CORS
CORS rules let browser-based applications fetch objects directly from the bucket. Stowage presents the upstream's CORS configuration as a list of rules.
#Edit
Open the bucket, then Settings → CORS. Stowage shows the current rule list. Add a rule with:
- Allowed origins — list. Use
*for any. - Allowed methods —
GET,PUT,POST,DELETE,HEAD. - Allowed headers — list. Often
*orAuthorization,Content-Type,Range. - Exposed headers — list. Browser code can only read these from
the response; usually
ETag,Content-Range. - Max age (seconds) — preflight cache TTL.
Save runs SetBucketCORS. Audit action: bucket.cors.set.
#When you need this
- A web app fetching objects directly from the bucket via the AWS SDK for JavaScript.
- A static site generator pulling assets from S3.
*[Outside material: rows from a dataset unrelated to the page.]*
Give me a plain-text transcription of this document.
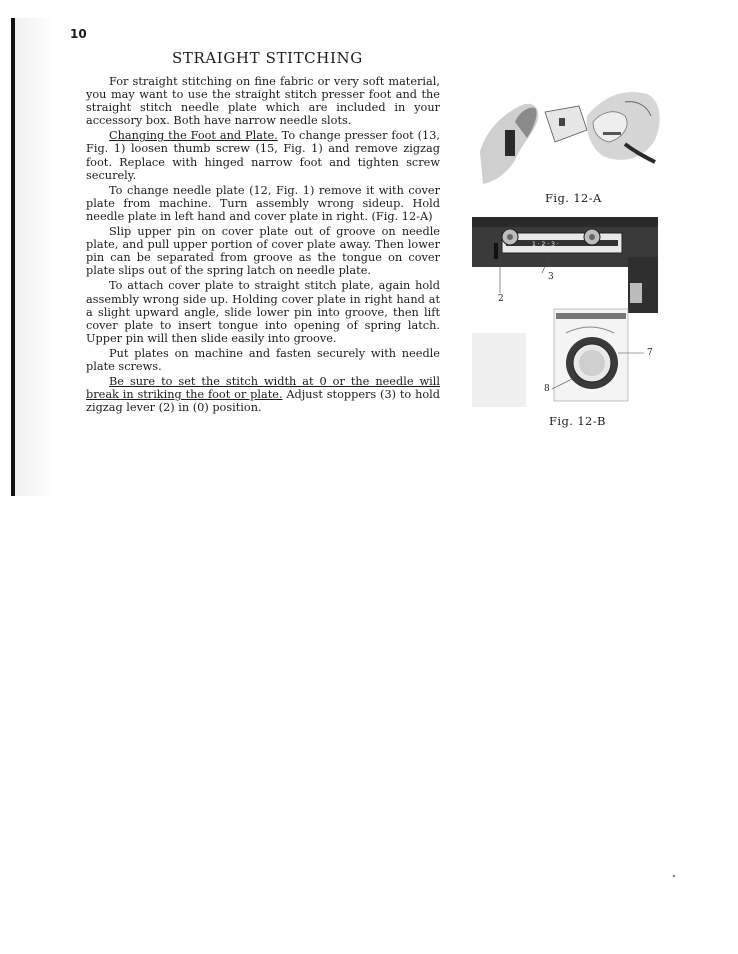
10
STRAIGHT STITCHING

For straight stitching on fine fabric or very soft material, you may want to use the straight stitch presser foot and the straight stitch needle plate which are included in your accessory box. Both have narrow needle slots.

Changing the Foot and Plate. To change presser foot (13, Fig. 1) loosen thumb screw (15, Fig. 1) and remove zigzag foot. Replace with hinged narrow foot and tighten screw securely.

To change needle plate (12, Fig. 1) remove it with cover plate from machine. Turn assembly wrong sideup. Hold needle plate in left hand and cover plate in right. (Fig. 12-A)

Slip upper pin on cover plate out of groove on needle plate, and pull upper portion of cover plate away. Then lower pin can be separated from groove as the tongue on cover plate slips out of the spring latch on needle plate.

To attach cover plate to straight stitch plate, again hold assembly wrong side up. Holding cover plate in right hand at a slight upward angle, slide lower pin into groove, then lift cover plate to insert tongue into opening of spring latch. Upper pin will then slide easily into groove.

Put plates on machine and fasten securely with needle plate screws.

Be sure to set the stitch width at 0 or the needle will break in striking the foot or plate. Adjust stoppers (3) to hold zigzag lever (2) in (0) position.

Fig. 12-A
1 · 2 · 3 ·
2
3
7
8
Fig. 12-B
- The Stowage object browser itself does not require CORS — it
fetches via the dashboard's
/api/*proxy on the same origin.
#When you don't need this
If you only access the bucket via Stowage's UI, server-side, or via SDKs running outside browsers, you don't need CORS at all.
#Backend support
Capabilities.CORS=true gates the UI. Most backends support CORS;
CloudFlare R2 supports it too with the AWS-shaped API.